THE USE OF TISSUE CULTURE TECHNIQUES TO STUDY PATHOGENICITY OF AND SELECT FOR RESISTANCE TO THREE MAJOR DISEASES (E. carotovora subspp, Pythium violae, Erysiphe heraclei) OF CARROT
Tez Türü: Doktora
Tezin Yürütüldüğü Kurum: The University of Bath, School of Biology and Biochemistry, School of Biology and Biochemistry, İngiltere
Tez Danışmanı: Richard M. Cooper,G.Gerald Henshaw
Tezin Onay Tarihi: 1996
Tezin Dili: İngilizce
Desteklendiği Program: Diğer
Özet:
ABSTRACT
Highly embryogenic callus and suspension cultures of carrot ([Daucus carota L.)
were developed in order to generate, via somaclonal variation, disease resistance to
three major pathogens of carrot in Europe for which there are no commercially used
resistant cultivars i.e. Erwinia carotovora spp. (soft rot), Pythium violae (cavity spot)

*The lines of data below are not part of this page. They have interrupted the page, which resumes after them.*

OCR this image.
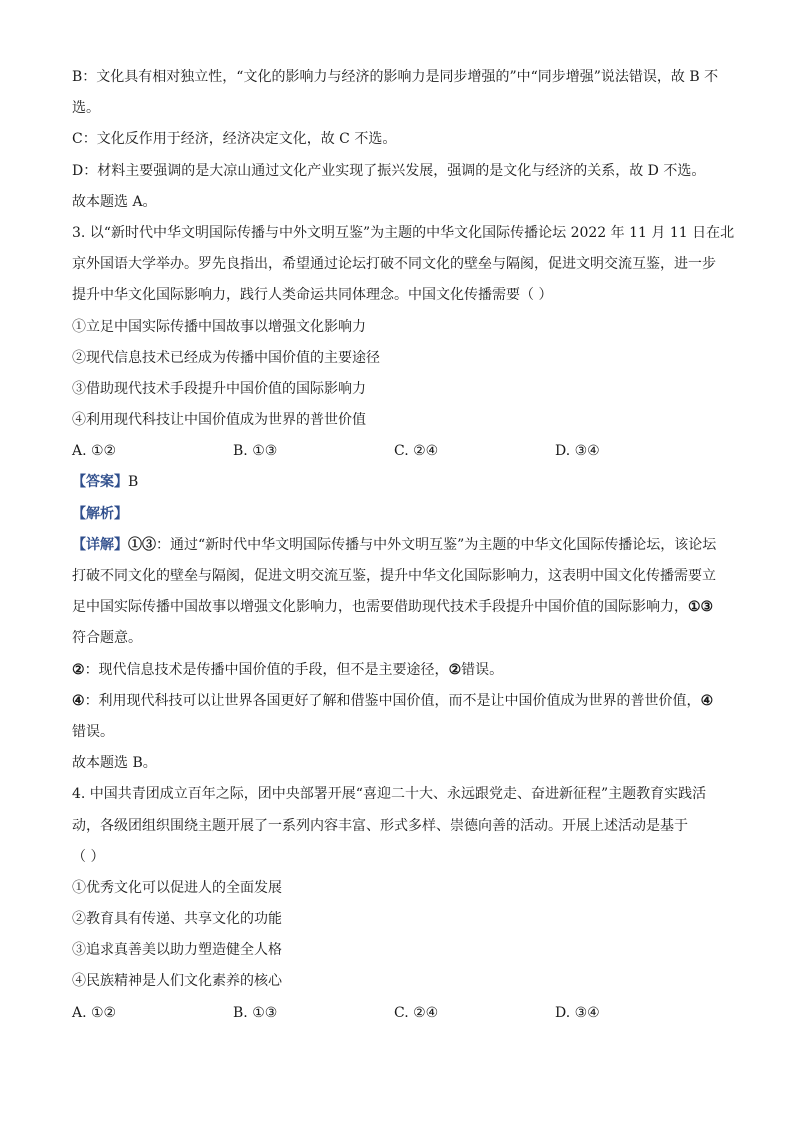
B：文化具有相对独立性，“文化的影响力与经济的影响力是同步增强的”中“同步增强”说法错误，故 B 不

选。

C：文化反作用于经济，经济决定文化，故 C 不选。

D：材料主要强调的是大凉山通过文化产业实现了振兴发展，强调的是文化与经济的关系，故 D 不选。

故本题选 A。

3. 以“新时代中华文明国际传播与中外文明互鉴”为主题的中华文化国际传播论坛 2022 年 11 月 11 日在北

京外国语大学举办。罗先良指出，希望通过论坛打破不同文化的壁垒与隔阂，促进文明交流互鉴，进一步

提升中华文化国际影响力，践行人类命运共同体理念。中国文化传播需要（ ）

①立足中国实际传播中国故事以增强文化影响力

②现代信息技术已经成为传播中国价值的主要途径

③借助现代技术手段提升中国价值的国际影响力

④利用现代科技让中国价值成为世界的普世价值

A. ①②	B. ①③	C. ②④	D. ③④

【答案】B

【解析】

【详解】①③：通过“新时代中华文明国际传播与中外文明互鉴”为主题的中华文化国际传播论坛，该论坛

打破不同文化的壁垒与隔阂，促进文明交流互鉴，提升中华文化国际影响力，这表明中国文化传播需要立

足中国实际传播中国故事以增强文化影响力，也需要借助现代技术手段提升中国价值的国际影响力，①③

符合题意。

②：现代信息技术是传播中国价值的手段，但不是主要途径，②错误。

④：利用现代科技可以让世界各国更好了解和借鉴中国价值，而不是让中国价值成为世界的普世价值，④

错误。

故本题选 B。

4. 中国共青团成立百年之际，团中央部署开展“喜迎二十大、永远跟党走、奋进新征程”主题教育实践活

动，各级团组织围绕主题开展了一系列内容丰富、形式多样、崇德向善的活动。开展上述活动是基于

（ ）

①优秀文化可以促进人的全面发展

②教育具有传递、共享文化的功能

③追求真善美以助力塑造健全人格

④民族精神是人们文化素养的核心

A. ①②	B. ①③	C. ②④	D. ③④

and Erysiphe heraclei (powdery mildew). Twenty seven percent of the regenerant
seedlings screened from callus cultures expressed resistance to E. heraclei. Regenerant
Somaclone-4 was significantly more resistant to powdery mildew than the original seed
line NRI-92. However, this frequency of resistance among the regenerants was much
higher than expected from somaclonal variation. It was concluded that variation may
have come from the original seed used, because a high percentage of plants (ca. 40%) in
the original seed line was free from powdery mildew. Nevertheless, it is clear that
effective resistance already exists within the species.

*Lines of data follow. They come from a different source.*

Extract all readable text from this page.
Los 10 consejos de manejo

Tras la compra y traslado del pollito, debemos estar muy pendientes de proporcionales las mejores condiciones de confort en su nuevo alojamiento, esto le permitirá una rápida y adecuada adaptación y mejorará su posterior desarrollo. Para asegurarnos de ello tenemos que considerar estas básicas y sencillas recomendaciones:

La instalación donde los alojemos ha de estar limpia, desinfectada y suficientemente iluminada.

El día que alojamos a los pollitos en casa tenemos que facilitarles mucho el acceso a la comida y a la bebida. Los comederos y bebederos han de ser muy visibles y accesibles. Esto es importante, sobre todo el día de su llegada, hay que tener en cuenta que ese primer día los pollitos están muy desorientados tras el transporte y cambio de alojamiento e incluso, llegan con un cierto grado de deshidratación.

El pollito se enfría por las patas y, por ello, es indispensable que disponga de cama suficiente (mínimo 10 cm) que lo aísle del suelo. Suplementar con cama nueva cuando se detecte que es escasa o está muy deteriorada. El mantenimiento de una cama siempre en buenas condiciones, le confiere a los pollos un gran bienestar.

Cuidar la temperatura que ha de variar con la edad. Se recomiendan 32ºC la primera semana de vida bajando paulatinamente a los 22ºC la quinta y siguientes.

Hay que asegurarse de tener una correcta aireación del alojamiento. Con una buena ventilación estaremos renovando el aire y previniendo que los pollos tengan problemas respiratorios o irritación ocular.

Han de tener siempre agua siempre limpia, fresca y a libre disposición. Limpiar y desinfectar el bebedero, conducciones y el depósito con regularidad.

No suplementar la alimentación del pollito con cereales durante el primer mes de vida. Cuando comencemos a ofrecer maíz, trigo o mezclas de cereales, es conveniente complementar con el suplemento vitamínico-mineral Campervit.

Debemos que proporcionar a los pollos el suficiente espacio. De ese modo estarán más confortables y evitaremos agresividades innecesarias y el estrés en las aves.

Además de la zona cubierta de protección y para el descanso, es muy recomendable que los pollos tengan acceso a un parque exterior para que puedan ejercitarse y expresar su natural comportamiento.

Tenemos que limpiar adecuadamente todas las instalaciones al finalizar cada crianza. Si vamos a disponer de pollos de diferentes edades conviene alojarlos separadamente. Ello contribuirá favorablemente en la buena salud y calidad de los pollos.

Scanning electron microscopy revealed no differences in terms of E. heraclei
infection structures on leaf surfaces of resistant Somaclone-4 and susceptible NRI-92;
resistance must be expressed after penetration.
Six percent of roots of regenerants from embryogenic suspension cultures was
resistant to P. violae and also the proportion of inoculated sites infected with P. violae
was less than the original seed line cv. Morot Duke of which all roots developed cavity
spot. Three percent of E. carotovora inoculated roots of regenerants was free from soft
rot, in contrast to 18% of roots of cv. Morot Duke which remained symptomless after
inoculation. These findings suggest that taproots showing resistance to E. carotovora
may have arisen by one or a combination of: variation induced by tissue culture;
variation resulting from segregation in the seed line used; “escapes” resulting from an
imperfect inoculation procedure. Reinoculation of cloned putative resistant individuals
is required to confirm these possibilities.
Co-culture of carrot cells with both E. carotovora wild type and mutants and with
P. violae was attempted with the aims of i) investigating determinants of pathogenicity
and ii) regenerating putative, novel resistant plants from surviving embryogenic cells.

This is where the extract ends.